WASHINGTON (Reuters) - A congressional panel is examining whether the Obama administration tried to unduly influence Standard & Poor’s before the credit rater revised its outlook on the debt rating to negative.
Randy Neugebauer, the Republican chairman of a House oversight panel, said on Wednesday his staff is probing whether Treasury tried to make material changes to a draft of S&P’s news release announcing the negative outlook revision in April.
“Our concern was if the administration was trying to influence this rating decision some -- above what would be a normal practice,” Neugebauer told reporters after a hearing examining oversight of the credit rating industry and the role the raters are playing in U.S. debt talks.
S&P has been the most aggressive of the “big three” credit rating agencies in threatening to downgrade the United States’ triple-A rating unless Congress agrees to a credible and meaningful deficit-reduction plan.
U.S. lawmakers are trying to reach a deal by August 2 to both raise the $14.3 trillion U.S. debt limit and lay out an aggressive framework to cut federal spending.
The House Financial Services oversight subcommittee on Wednesday released a trove of emails between top S&P sovereign credit analysts, S&P President Deven Sharma and senior Treasury officials, including the department’s assistant secretary for financial markets, Mary Miller.
A review of the emails by Reuters shows efforts by S&P and Treasury officials to hold discussions ahead of the outlook review. They also show an interest by Treasury in obtaining a draft copy of S&P’s press release.
There was no indication in the emails that Treasury was unhappy with the review or tried to influence the press release.
Although it is customary for rating agencies to talk to their issuers, Republicans said they had concerns the Obama administration may have gone too far.
The Treasury had no immediate comment.
S&P is a unit of McGraw-Hill Cos Inc.
Emails dated March 22 show extensive efforts by S&P and Treasury officials to coordinate on times to talk about the Obama administration’s budget strategy before the credit rater’s committee met to discuss the U.S. rating.
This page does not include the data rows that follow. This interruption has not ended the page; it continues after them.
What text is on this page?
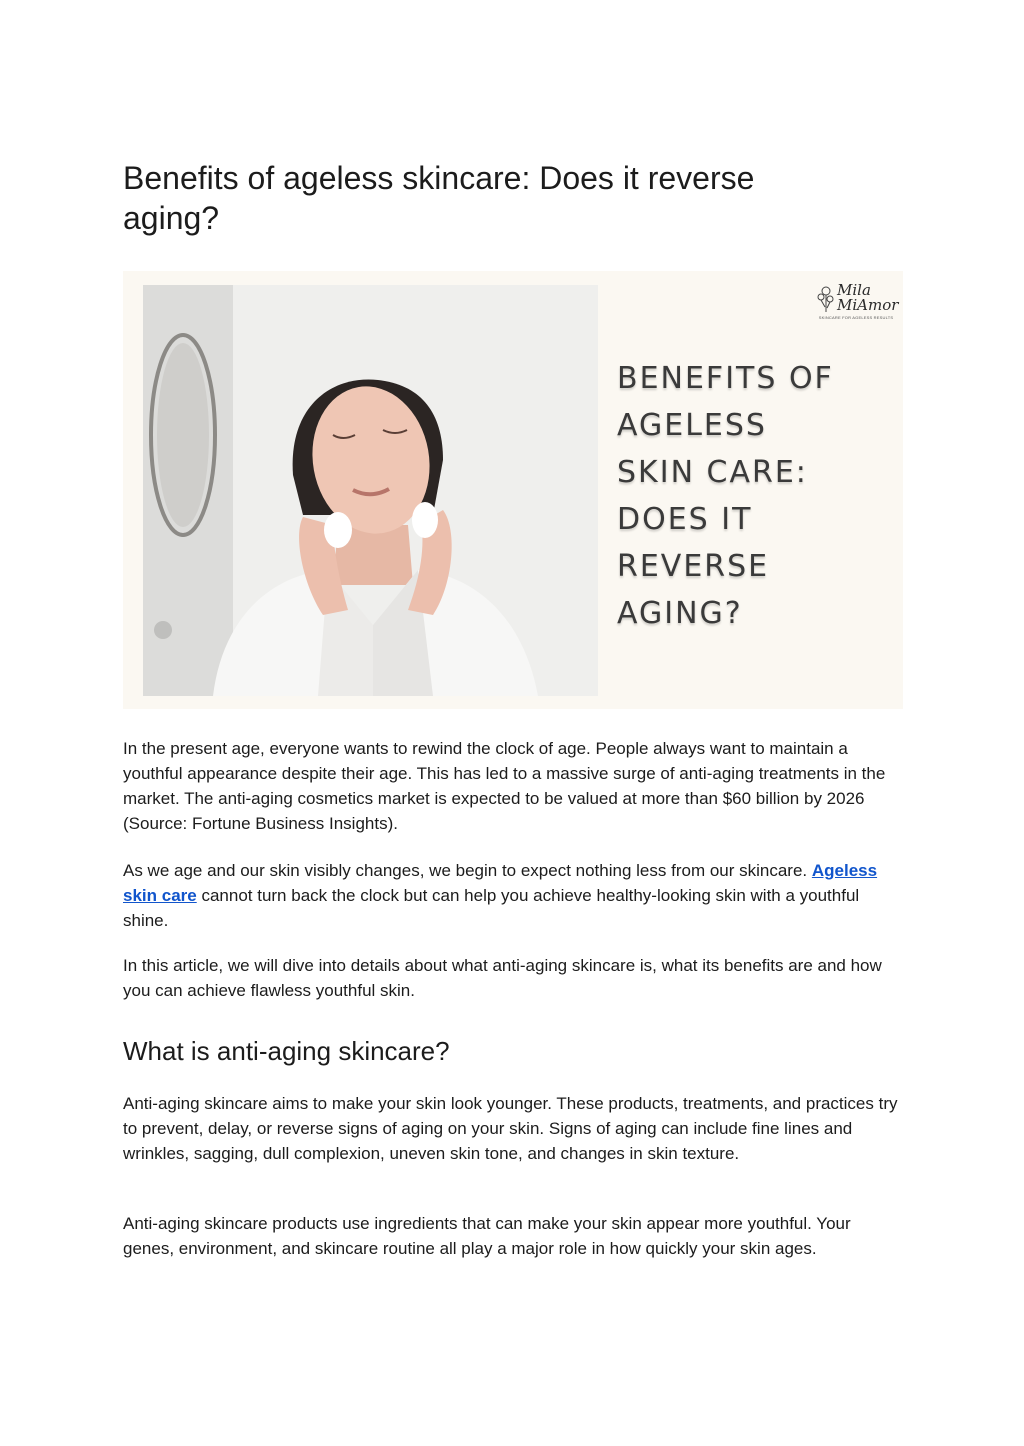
Benefits of ageless skincare: Does it reverse aging?
Mila
MiAmor
SKINCARE FOR AGELESS RESULTS
BENEFITS OF
AGELESS
SKIN CARE:
DOES IT
REVERSE
AGING?

In the present age, everyone wants to rewind the clock of age. People always want to maintain a youthful appearance despite their age. This has led to a massive surge of anti-aging treatments in the market. The anti-aging cosmetics market is expected to be valued at more than $60 billion by 2026 (Source: Fortune Business Insights).

As we age and our skin visibly changes, we begin to expect nothing less from our skincare. Ageless skin care cannot turn back the clock but can help you achieve healthy-looking skin with a youthful shine.

In this article, we will dive into details about what anti-aging skincare is, what its benefits are and how you can achieve flawless youthful skin.

What is anti-aging skincare?

Anti-aging skincare aims to make your skin look younger. These products, treatments, and practices try to prevent, delay, or reverse signs of aging on your skin. Signs of aging can include fine lines and wrinkles, sagging, dull complexion, uneven skin tone, and changes in skin texture.

Anti-aging skincare products use ingredients that can make your skin appear more youthful. Your genes, environment, and skincare routine all play a major role in how quickly your skin ages.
An early April 15 email shows Sharma telling Treasury’s Under Secretary Jeffrey Goldstein that he received his message and that he would give him a call.
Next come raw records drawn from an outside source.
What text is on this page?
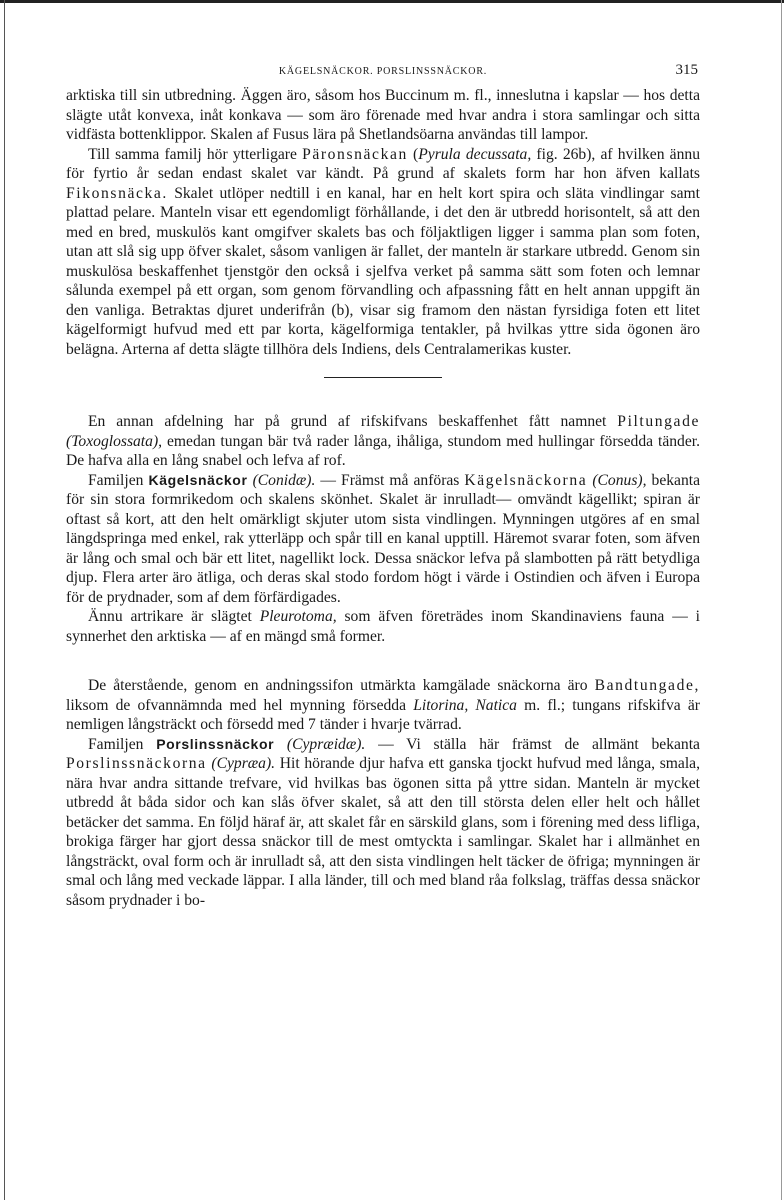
KÄGELSNÄCKOR. PORSLINSSNÄCKOR.	315

arktiska till sin utbredning. Äggen äro, såsom hos Buccinum m. fl., inneslutna i kapslar — hos detta slägte utåt konvexa, inåt konkava — som äro förenade med hvar andra i stora samlingar och sitta vidfästa bottenklippor. Skalen af Fusus lära på Shetlandsöarna användas till lampor.

Till samma familj hör ytterligare Päronsnäckan (Pyrula decussata, fig. 26b), af hvilken ännu för fyrtio år sedan endast skalet var kändt. På grund af skalets form har hon äfven kallats Fikonsnäcka. Skalet utlöper nedtill i en kanal, har en helt kort spira och släta vindlingar samt plattad pelare. Manteln visar ett egendomligt förhållande, i det den är utbredd horisontelt, så att den med en bred, muskulös kant omgifver skalets bas och följaktligen ligger i samma plan som foten, utan att slå sig upp öfver skalet, såsom vanligen är fallet, der manteln är starkare utbredd. Genom sin muskulösa beskaffenhet tjenstgör den också i sjelfva verket på samma sätt som foten och lemnar sålunda exempel på ett organ, som genom förvandling och afpassning fått en helt annan uppgift än den vanliga. Betraktas djuret underifrån (b), visar sig framom den nästan fyrsidiga foten ett litet kägelformigt hufvud med ett par korta, kägelformiga tentakler, på hvilkas yttre sida ögonen äro belägna. Arterna af detta slägte tillhöra dels Indiens, dels Centralamerikas kuster.

En annan afdelning har på grund af rifskifvans beskaffenhet fått namnet Piltungade (Toxoglossata), emedan tungan bär två rader långa, ihåliga, stundom med hullingar försedda tänder. De hafva alla en lång snabel och lefva af rof.

Familjen Kägelsnäckor (Conidæ). — Främst må anföras Kägelsnäckorna (Conus), bekanta för sin stora formrikedom och skalens skönhet. Skalet är inrulladt— omvändt kägellikt; spiran är oftast så kort, att den helt omärkligt skjuter utom sista vindlingen. Mynningen utgöres af en smal längdspringa med enkel, rak ytterläpp och spår till en kanal upptill. Häremot svarar foten, som äfven är lång och smal och bär ett litet, nagellikt lock. Dessa snäckor lefva på slambotten på rätt betydliga djup. Flera arter äro ätliga, och deras skal stodo fordom högt i värde i Ostindien och äfven i Europa för de prydnader, som af dem förfärdigades.

Ännu artrikare är slägtet Pleurotoma, som äfven företrädes inom Skandinaviens fauna — i synnerhet den arktiska — af en mängd små former.

De återstående, genom en andningssifon utmärkta kamgälade snäckorna äro Bandtungade, liksom de ofvannämnda med hel mynning försedda Litorina, Natica m. fl.; tungans rifskifva är nemligen långsträckt och försedd med 7 tänder i hvarje tvärrad.

Familjen Porslinssnäckor (Cypræidæ). — Vi ställa här främst de allmänt bekanta Porslinssnäckorna (Cypræa). Hit hörande djur hafva ett ganska tjockt hufvud med långa, smala, nära hvar andra sittande trefvare, vid hvilkas bas ögonen sitta på yttre sidan. Manteln är mycket utbredd åt båda sidor och kan slås öfver skalet, så att den till största delen eller helt och hållet betäcker det samma. En följd häraf är, att skalet får en särskild glans, som i förening med dess lifliga, brokiga färger har gjort dessa snäckor till de mest omtyckta i samlingar. Skalet har i allmänhet en långsträckt, oval form och är inrulladt så, att den sista vindlingen helt täcker de öfriga; mynningen är smal och lång med veckade läppar. I alla länder, till och med bland råa folkslag, träffas dessa snäckor såsom prydnader i bo-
A mid-afternoon April 15 email shows S&P’s global head of sovereign ratings, David Beers, asking Miller, Goldstein and Deputy Assistant Secretary for Federal Finance Matthew Rutherford, when it would be convenient to call about the rating agency’s decision.
Later that day, Miller asks Beers if S&P was planning on sending Treasury a draft press release and said, “It would be helpful to take a look at that in advance.”
S&P issued its press release on April 18.
During Wednesday’s hearing, Sharma told lawmakers that it was common practice for rating agencies and issuers to eye each other’s press releases to ensure accuracy.
“We believe that is an appropriate process,” Sharma said.
Moody’s Global Managing Director Michael Rowan also said his company has a similar procedure.
But Neugebauer said his staff was still sifting through the documents and looking into “whether Treasury influenced what that press release said.”
“The gentleman (Sharma) said today that basically that is a common practice. What we don’t know is the details” and whether “there were material changes made to the press release,” Neugebauer said.